Um Domínio não é uma habilidade carregada por uma entidade. Durante a formação de um ser divino, o Domínio torna-se parte constitutiva dele.

Em sentido ontológico:

  • o Domínio é parte da entidade;
  • a entidade é parte do Domínio;
  • a entidade é o próprio Domínio.

Uma entidade pode nascer com vários Domínios. Objetos também podem recebê-los. Possuir Domínio não implica estar vivo, consciente ou dotado de Alma.

A manifestação direta de um Domínio não é magia.

Entre as formas conhecidas de surgimento estão:

  • entidades produzidas por Caos;
  • padrões divinos formados e remodelados pela crença;
  • casos excepcionais ligados à Amálgama e ao Quarto.

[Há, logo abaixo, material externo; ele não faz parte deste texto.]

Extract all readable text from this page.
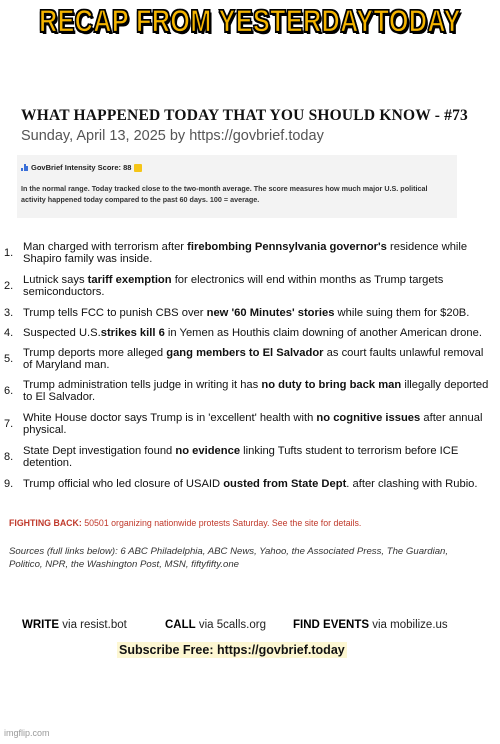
RECAP FROM YESTERDAYTODAY
WHAT HAPPENED TODAY THAT YOU SHOULD KNOW - #73
Sunday, April 13, 2025 by https://govbrief.today
GovBrief Intensity Score: 88
In the normal range. Today tracked close to the two-month average. The score measures how much major U.S. political activity happened today compared to the past 60 days. 100 = average.
1. Man charged with terrorism after firebombing Pennsylvania governor's residence while Shapiro family was inside.
2. Lutnick says tariff exemption for electronics will end within months as Trump targets semiconductors.
3. Trump tells FCC to punish CBS over new '60 Minutes' stories while suing them for $20B.
4. Suspected U.S.strikes kill 6 in Yemen as Houthis claim downing of another American drone.
5. Trump deports more alleged gang members to El Salvador as court faults unlawful removal of Maryland man.
6. Trump administration tells judge in writing it has no duty to bring back man illegally deported to El Salvador.
7. White House doctor says Trump is in 'excellent' health with no cognitive issues after annual physical.
8. State Dept investigation found no evidence linking Tufts student to terrorism before ICE detention.
9. Trump official who led closure of USAID ousted from State Dept. after clashing with Rubio.
FIGHTING BACK: 50501 organizing nationwide protests Saturday. See the site for details.
Sources (full links below): 6 ABC Philadelphia, ABC News, Yahoo, the Associated Press, The Guardian, Politico, NPR, the Washington Post, MSN, fiftyfifty.one
WRITE via resist.bot	CALL via 5calls.org FIND EVENTS via mobilize.us
Subscribe Free: https://govbrief.today
imgflip.com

A crença fortalece e remodela um Domínio depois de seu nascimento. Sua ausência não o enfraquece. Crenças incompatíveis sobre um mesmo referente produzem Domínios e divindades distintos.

O surgimento de um novo padrão divino consome Gesto Criador irreversivelmente. A destruição do deus não devolve o gasto.

No Ciclo Maior atual, a reserva remanescente não consegue sustentar o nascimento de novos deuses de crença.

Iustitor foi criado por Caos no primeiro Domínio de Caos. A criação de Almas é manifestação automática de seu Domínio.

Inanis destrói cada encarnação de Iustitor. Quando Caos desperta novamente, uma nova versão reaparece com a mesma função e o mesmo Domínio, mas não é o mesmo indivíduo.

Domínios normalmente são constitutivos desde o nascimento da entidade. Amálgama é a exceção conhecida: integra-se depois ao ser que se torna o Quarto, sem recriá-lo e sem apagar seu Domínio original.

Base canônica: Bíblia Cosmológica de Calimera v1.0, seção 6.